A person who is held in contempt is entitled to a hearing after notice, before the respondent can be jailed. Ex parte Ratliff, 117 Tex. 325, 3 S.W.2d 406, 57 A.L.R. 541 (1928); Ex parte Pyle, 134 Tex. 148, 133 S.W.2d 565 (1939); see also 12 Tex.Jur.2d Contempt §§ 49, 50 (1960). If the trial court in the instant case were to have proceeded with the contempt proceeding without Karten being present, he would have been deprived of such a hearing. In Ex parte Stanford, 557 S.W.2d 346
(Tex.Civ.App. Houston (1st Dist.) 1977, no writ), a person was cited for contempt for failure to pay child support. A "show cause hearing" was held where the husband was not present, nor did he appear through an attorney. The husband was ordered jailed for ten days for contempt and was ordered to remain in jail further until an arrearage was paid. The husband petitioned the 1st Court of Civil Appeals for a writ of habeas corpus, which was granted.

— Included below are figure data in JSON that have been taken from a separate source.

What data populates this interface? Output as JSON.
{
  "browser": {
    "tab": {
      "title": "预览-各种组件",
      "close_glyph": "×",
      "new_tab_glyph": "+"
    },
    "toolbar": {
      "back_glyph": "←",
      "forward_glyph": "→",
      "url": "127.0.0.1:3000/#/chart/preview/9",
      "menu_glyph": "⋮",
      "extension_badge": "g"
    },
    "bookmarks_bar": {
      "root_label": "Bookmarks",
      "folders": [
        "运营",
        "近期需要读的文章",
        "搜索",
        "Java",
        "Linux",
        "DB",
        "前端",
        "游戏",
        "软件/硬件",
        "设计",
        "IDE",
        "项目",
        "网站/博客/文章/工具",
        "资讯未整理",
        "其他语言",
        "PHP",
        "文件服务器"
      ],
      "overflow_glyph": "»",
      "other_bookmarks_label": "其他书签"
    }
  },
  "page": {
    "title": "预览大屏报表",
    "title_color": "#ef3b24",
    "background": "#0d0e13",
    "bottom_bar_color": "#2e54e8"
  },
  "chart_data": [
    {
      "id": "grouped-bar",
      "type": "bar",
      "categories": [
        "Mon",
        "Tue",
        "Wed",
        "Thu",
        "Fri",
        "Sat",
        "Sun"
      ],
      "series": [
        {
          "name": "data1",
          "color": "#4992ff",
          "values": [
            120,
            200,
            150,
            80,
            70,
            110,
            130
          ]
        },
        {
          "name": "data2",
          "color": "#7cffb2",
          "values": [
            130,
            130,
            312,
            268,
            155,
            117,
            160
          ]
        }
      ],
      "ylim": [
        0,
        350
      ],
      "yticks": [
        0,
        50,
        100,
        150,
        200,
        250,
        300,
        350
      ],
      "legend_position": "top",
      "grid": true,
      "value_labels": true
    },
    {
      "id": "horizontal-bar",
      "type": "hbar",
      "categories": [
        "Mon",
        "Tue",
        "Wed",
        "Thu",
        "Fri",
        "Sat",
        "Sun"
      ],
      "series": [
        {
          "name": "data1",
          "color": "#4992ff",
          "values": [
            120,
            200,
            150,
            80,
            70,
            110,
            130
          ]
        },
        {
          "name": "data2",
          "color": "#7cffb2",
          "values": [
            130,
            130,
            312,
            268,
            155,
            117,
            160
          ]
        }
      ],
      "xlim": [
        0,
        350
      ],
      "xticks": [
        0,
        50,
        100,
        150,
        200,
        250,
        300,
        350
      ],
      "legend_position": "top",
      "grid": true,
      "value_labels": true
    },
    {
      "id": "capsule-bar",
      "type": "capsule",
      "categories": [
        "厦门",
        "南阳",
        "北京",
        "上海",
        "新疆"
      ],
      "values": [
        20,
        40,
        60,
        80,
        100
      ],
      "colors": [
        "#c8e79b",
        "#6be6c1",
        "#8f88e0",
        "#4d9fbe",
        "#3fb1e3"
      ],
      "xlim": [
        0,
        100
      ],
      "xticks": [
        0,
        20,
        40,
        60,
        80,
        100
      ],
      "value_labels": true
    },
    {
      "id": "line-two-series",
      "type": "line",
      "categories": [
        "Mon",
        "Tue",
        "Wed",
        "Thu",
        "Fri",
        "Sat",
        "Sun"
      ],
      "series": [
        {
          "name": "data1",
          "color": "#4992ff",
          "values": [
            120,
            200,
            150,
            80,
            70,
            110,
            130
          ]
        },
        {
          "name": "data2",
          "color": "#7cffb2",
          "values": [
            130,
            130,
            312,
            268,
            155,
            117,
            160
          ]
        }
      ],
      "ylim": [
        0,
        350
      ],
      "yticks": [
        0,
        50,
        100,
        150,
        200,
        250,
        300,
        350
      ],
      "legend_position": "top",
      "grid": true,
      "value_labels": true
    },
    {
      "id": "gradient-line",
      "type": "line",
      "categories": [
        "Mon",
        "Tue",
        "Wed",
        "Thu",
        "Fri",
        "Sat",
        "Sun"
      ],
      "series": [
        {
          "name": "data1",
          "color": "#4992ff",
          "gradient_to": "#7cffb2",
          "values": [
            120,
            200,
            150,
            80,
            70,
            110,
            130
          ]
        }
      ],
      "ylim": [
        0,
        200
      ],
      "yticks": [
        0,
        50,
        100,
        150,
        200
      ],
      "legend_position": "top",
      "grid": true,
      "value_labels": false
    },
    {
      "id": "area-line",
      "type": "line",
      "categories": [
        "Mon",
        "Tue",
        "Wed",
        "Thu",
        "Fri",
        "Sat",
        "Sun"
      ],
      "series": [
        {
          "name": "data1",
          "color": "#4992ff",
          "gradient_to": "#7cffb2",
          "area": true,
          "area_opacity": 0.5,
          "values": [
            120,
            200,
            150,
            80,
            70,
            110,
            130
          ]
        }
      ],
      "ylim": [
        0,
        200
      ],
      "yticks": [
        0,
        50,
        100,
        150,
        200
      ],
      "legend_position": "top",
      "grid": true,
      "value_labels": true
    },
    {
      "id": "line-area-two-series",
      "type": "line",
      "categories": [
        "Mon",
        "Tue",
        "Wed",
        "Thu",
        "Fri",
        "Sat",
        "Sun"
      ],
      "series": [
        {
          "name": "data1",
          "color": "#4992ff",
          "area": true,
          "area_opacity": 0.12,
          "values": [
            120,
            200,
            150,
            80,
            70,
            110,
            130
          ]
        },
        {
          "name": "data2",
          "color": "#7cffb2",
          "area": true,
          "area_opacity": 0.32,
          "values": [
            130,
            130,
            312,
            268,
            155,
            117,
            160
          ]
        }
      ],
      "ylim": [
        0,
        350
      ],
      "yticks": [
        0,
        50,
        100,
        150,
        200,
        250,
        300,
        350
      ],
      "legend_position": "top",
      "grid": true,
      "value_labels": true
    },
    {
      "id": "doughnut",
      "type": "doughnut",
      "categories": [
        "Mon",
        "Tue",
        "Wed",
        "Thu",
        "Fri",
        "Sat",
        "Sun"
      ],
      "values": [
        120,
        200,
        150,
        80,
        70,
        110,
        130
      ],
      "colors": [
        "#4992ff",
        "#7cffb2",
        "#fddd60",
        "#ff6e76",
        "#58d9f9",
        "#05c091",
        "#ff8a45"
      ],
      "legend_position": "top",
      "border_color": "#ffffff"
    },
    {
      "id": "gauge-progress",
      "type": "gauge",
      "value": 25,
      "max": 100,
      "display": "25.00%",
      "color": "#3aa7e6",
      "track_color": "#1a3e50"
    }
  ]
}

In granting the writ of habeas corpus in Stanford, the Houston court discussed the propriety of jailing a person for contempt when the person has no notice of the contempt proceeding nor an opportunity to appear at a show cause hearing. Stanford appeared to turn on the issue of lack of notice to the respondent, but the court also addressed the issue of a trial held in absentia. There is little published law in Texas on this subject, but the Court of Civil Appeals commented that the laws of Texas do not countenance trials in absentia in normal, everyday criminal proceedings. This is due to the right of an accused to confront witnesses, found in Tex.Const. art. 1, § 10. A similar right exists in the Bill of Rights of the federal constitution, U.S.Const. amend. 6.
Whether or not this right of confrontation extends to contempt proceedings in Texas is not clear. In Muniz v. Hoffman, 422 U.S. 454, 95 S.Ct. 2178, 45 L.Ed.2d 319 (1975), it appears that due to the penal nature of contempt punishment, the respondent in a contempt proceeding is entitled to some of the various protections afforded criminal defendants. Even though Muniz involved interpretation of a federal statute in a contempt proceeding, it appears this right extends to the right to confront the witnesses in any contempt proceeding and therefore implicitly disapproves of a contempt proceeding held when the respondent is not present.
As a result, since normal criminal proceedings in Texas do not lend themselves to trials in absentia and since a trend exists which appears to be moving away from condoning contempt proceedings held when the respondent is not present, I feel that it was incorrect for the trial court to proceed with the contempt motion when Karten was not present. It has been suggested that Karten was present in Fort Worth when the contempt proceeding was held, and in light of this fact, it would not have been too onerous a burden for the trial court to have brought Karten before the court. I strongly feel that the failure to do this was potential error by the trial court, with the possibility that the resulting contempt proceeding, if it had been held, would have resulted in a void contempt decree. Hopefully, such potential for error will not occur in the future.